Medicare Advantage / Part D:
File an appeal directly with your health or drug plan.

  • Follow the instructions on your denial notice.
  • Ask your doctor for a supporting statement explaining why the service or drug is medically necessary.
  • For urgent situations, request an expedited (fast) appeal if waiting could seriously harm your health.

Level 2: Reconsideration by an Independent Entity

If Level 1 is denied:

  • For Original Medicare, you request a reconsideration by a Qualified Independent Contractor (QIC).
  • For Medicare Advantage or Part D, an Independent Review Entity (IRE) reviews the plan’s decision.

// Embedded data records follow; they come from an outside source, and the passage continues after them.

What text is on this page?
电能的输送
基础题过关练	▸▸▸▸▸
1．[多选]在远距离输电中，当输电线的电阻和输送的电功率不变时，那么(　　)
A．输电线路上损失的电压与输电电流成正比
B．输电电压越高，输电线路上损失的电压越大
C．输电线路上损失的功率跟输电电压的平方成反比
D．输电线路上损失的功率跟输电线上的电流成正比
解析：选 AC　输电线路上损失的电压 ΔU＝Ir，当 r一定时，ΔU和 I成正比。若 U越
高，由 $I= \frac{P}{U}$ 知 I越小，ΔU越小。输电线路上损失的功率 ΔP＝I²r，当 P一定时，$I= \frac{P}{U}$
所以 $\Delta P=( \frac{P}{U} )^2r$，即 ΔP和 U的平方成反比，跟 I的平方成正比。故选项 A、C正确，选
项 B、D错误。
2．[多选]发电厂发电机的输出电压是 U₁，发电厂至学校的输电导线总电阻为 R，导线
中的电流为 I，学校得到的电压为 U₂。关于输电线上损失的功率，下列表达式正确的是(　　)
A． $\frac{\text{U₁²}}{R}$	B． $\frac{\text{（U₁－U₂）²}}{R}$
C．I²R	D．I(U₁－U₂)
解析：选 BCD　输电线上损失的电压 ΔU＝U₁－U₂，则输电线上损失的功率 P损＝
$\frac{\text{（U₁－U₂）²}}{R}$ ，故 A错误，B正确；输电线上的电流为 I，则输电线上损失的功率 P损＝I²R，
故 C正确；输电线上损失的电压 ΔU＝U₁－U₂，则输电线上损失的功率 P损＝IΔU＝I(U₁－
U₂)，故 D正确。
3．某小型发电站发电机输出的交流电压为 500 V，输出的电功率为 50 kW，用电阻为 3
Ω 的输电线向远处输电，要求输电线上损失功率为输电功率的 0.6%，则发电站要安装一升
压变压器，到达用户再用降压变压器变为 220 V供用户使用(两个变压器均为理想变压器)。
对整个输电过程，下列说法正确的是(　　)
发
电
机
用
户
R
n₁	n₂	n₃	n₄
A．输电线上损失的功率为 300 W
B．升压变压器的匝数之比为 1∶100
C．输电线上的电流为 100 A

This is your chance to strengthen your evidence: new doctor letters, test results, or guidelines supporting your treatment.

Level 3: Hearing Before an Administrative Law Judge (ALJ)

If the amount in dispute meets the minimum threshold, you can request a hearing with an Administrative Law Judge.

  • Hearings may be by phone, video, or occasionally in person.
  • This level is more formal. It helps to:
    • Clearly summarize your medical situation.
    • Explain how the denial affects your health and daily life.
    • Organize documents chronologically and label them clearly.

Level 4: Medicare Appeals Council Review

If you disagree with the ALJ’s decision, you can ask the Medicare Appeals Council to review it.

  • Focus on specific errors in how the law or Medicare rules were applied.
  • Point out any evidence the judge did not properly consider.

Level 5: Federal Court

For cases involving a higher dollar amount, you can file a lawsuit in federal district court.

  • This is a formal legal process and typically requires help from an attorney.
  • The court reviews the record from earlier appeal levels, not a brand‑new case.

Keeping Control of a Complex Process

Across all levels, the strongest appeals share three traits: they’re on time, well-documented, and persistent. Keep copies of every notice, appeal, and medical record; track deadlines on a calendar; and stay in close contact with your doctor so their medical support evolves as your case moves forward.